Adenosine A 2A receptor stimulation potentiates nitric oxide release by activated microglia

The absence of adenosine A 2A receptors, or its pharmacological inhibition, has neuroprotective effects. Experimental data suggest that glial A 2A receptors participate in neurodegeneration induced by A 2A receptor stimulation. In this study we have investigated the effects of A 2A receptor stimulation on control and activated glial cells. Mouse cortical mixed glial cultures (75% astrocytes, 25% microglia) were treated with the A 2A receptor agonist CGS21680 alone or in combination with lipopolysaccharide (LPS).

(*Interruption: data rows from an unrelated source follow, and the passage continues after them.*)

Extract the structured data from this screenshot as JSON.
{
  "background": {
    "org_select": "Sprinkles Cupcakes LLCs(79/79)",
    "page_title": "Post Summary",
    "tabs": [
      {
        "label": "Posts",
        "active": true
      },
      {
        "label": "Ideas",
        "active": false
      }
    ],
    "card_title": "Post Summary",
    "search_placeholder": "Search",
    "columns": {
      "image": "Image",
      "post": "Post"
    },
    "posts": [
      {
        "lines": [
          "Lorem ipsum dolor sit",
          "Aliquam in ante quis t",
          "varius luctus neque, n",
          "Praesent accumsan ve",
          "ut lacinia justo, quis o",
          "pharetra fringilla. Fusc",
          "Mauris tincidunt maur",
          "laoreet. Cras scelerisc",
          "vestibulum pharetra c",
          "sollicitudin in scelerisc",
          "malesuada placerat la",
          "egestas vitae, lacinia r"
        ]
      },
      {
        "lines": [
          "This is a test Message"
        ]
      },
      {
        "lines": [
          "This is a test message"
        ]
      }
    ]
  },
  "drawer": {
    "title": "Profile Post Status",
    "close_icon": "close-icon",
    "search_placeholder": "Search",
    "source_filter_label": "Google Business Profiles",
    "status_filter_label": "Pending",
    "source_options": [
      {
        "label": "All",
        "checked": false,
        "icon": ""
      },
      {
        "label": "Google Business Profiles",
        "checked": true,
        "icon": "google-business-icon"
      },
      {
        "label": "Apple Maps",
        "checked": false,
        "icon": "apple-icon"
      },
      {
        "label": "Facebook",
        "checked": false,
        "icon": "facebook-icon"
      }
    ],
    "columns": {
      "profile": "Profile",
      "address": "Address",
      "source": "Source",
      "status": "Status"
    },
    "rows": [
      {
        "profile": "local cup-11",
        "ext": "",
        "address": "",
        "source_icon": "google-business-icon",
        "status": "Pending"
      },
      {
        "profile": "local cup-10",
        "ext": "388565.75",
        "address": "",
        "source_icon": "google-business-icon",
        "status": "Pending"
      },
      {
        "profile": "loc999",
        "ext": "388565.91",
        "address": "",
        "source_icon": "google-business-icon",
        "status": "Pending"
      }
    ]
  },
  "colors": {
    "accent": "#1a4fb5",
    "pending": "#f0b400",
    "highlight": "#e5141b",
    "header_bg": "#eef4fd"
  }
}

CGS21680 potentiated lipopolysaccharide‐induced NO release and NO synthase‐II expression in a time‐ and concentration‐dependent manner. CGS21680 potentiation of lipopolysaccharide‐induced NO release was suppressed by the A 2A receptor antagonist ZM‐241385 and did not occur on mixed glial cultures from A 2A receptor‐deficient mice. In mixed glial cultures treated with LPS + CGS21680, the NO synthase‐II inhibitor 1400W abolished NO production, and NO synthase‐II immunoreactivity was observed only in microglia. Binding experiments demonstrated the presence of A 2A receptors on microglial but not on astroglial cultures. However, the presence of astrocytes was necessary for CGS21680 potentiating effect. In light of the reported neurotoxicity of microglial NO synthase‐II and the neuroprotection of A 2A receptor inhibition, these data suggest that attenuation of microglial NO production could contribute to the neuroprotection afforded by A 2A receptor antagonists.